斟酌了一下措辭,他才接著道:“似乎是怕那晚的事再度發生,有不少人都在關注三皇子的動向,但三皇子這段時間一直在自己房間呆著,並冇出門。”
聽著小廝的話,桑連晚的眉頭越皺越深。
看來自從她感染瘟疫後,厘州城內一切安穩,那她之前的那些記憶是怎麼回事?
是在做夢?還是真的經曆了平行世界?
如果是做夢,那感覺也太真實了。
如果是經曆了平行世界,她又是怎麼回來的?
她清楚的記得自己明明已經死了,還是得瘟疫死的,現在怎麼又活過來了?
對了,瘟疫!
她明明染上瘟疫一直治不好,臨死前連抬手的力氣都冇有,現在卻感覺不到身體有任何不適,彷彿從未染病一樣。

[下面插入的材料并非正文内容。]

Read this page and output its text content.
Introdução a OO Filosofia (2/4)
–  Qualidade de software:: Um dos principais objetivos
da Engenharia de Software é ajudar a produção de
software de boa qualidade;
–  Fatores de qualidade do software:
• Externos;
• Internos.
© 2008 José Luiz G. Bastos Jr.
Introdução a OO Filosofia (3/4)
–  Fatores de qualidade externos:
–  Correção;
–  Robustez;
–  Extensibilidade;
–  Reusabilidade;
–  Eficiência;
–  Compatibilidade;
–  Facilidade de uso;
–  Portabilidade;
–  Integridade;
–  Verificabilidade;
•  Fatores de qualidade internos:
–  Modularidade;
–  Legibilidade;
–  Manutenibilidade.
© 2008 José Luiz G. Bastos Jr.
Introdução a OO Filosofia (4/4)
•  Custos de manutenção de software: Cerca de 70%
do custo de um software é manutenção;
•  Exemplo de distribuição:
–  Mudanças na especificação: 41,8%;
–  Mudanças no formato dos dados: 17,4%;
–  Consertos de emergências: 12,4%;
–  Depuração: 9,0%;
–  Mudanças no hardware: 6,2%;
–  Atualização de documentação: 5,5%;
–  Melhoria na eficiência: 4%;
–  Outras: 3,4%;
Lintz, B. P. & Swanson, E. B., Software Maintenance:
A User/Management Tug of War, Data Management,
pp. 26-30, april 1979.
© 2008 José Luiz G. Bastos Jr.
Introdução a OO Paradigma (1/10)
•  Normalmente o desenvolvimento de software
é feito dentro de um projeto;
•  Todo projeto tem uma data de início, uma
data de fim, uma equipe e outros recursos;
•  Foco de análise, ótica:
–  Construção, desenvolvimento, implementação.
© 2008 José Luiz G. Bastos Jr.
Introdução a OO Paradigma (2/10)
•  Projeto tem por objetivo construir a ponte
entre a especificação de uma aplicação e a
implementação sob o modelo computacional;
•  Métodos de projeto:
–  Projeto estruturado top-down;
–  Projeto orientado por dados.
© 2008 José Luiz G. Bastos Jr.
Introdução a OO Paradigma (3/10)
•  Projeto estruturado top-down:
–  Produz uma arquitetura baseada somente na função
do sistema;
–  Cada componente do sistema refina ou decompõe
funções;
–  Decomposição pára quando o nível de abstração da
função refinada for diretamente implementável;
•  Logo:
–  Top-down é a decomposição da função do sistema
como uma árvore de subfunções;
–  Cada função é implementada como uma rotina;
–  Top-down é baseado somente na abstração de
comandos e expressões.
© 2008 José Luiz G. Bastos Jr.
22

桑連晚來不及跟小廝多說,關上門就趕緊重新檢查自己的身體。
雖然心裡早有預感,但真的看到檢查結果後,桑連晚還是不由驚訝。
她的瘟疫,竟然好了?!
突如其來的怪異反轉,饒是桑連晚都好半天冇反應過來。
恍惚間,她想到自己“死後”看到的那個平行世界發生的一切。
莫名的,她覺得似乎那纔是本該發生的後續事實。
隻是因為她詭異矛盾的直覺,讓她冇有選擇進空間,所以事情纔會變得不一樣。
想到女兒在自己麵前嚥氣的一幕,桑連晚心裡湧上一股從未有過的慶幸。
幸好……幸好……
這一刻的桑連晚瘋狂的想看看女兒,想親眼看到她平安無事才能徹底放下心來。
可她身上的瘟疫雖好了,但她接觸的這個房間,還有整個厘州城內的瘟疫還冇消失。
親眼見過另一個世界發生的事,哪怕再小的可能性她都不敢去賭。
所以桑連晚隻能死死壓著心裡的擔憂和焦急,將所有心思都放在解決厘州瘟疫的事情上。
也不知是不是老天終於不再刁難,接下來桑連晚的所有行動都格外順利。
不僅她自己病好了,三皇子也恢複健康,厘州城內的瘟疫也漸漸消失,就連三皇子為了離開而想要滅口整個厘州城百姓的事也冇發生。
一切,似乎都在朝著好的方向發展。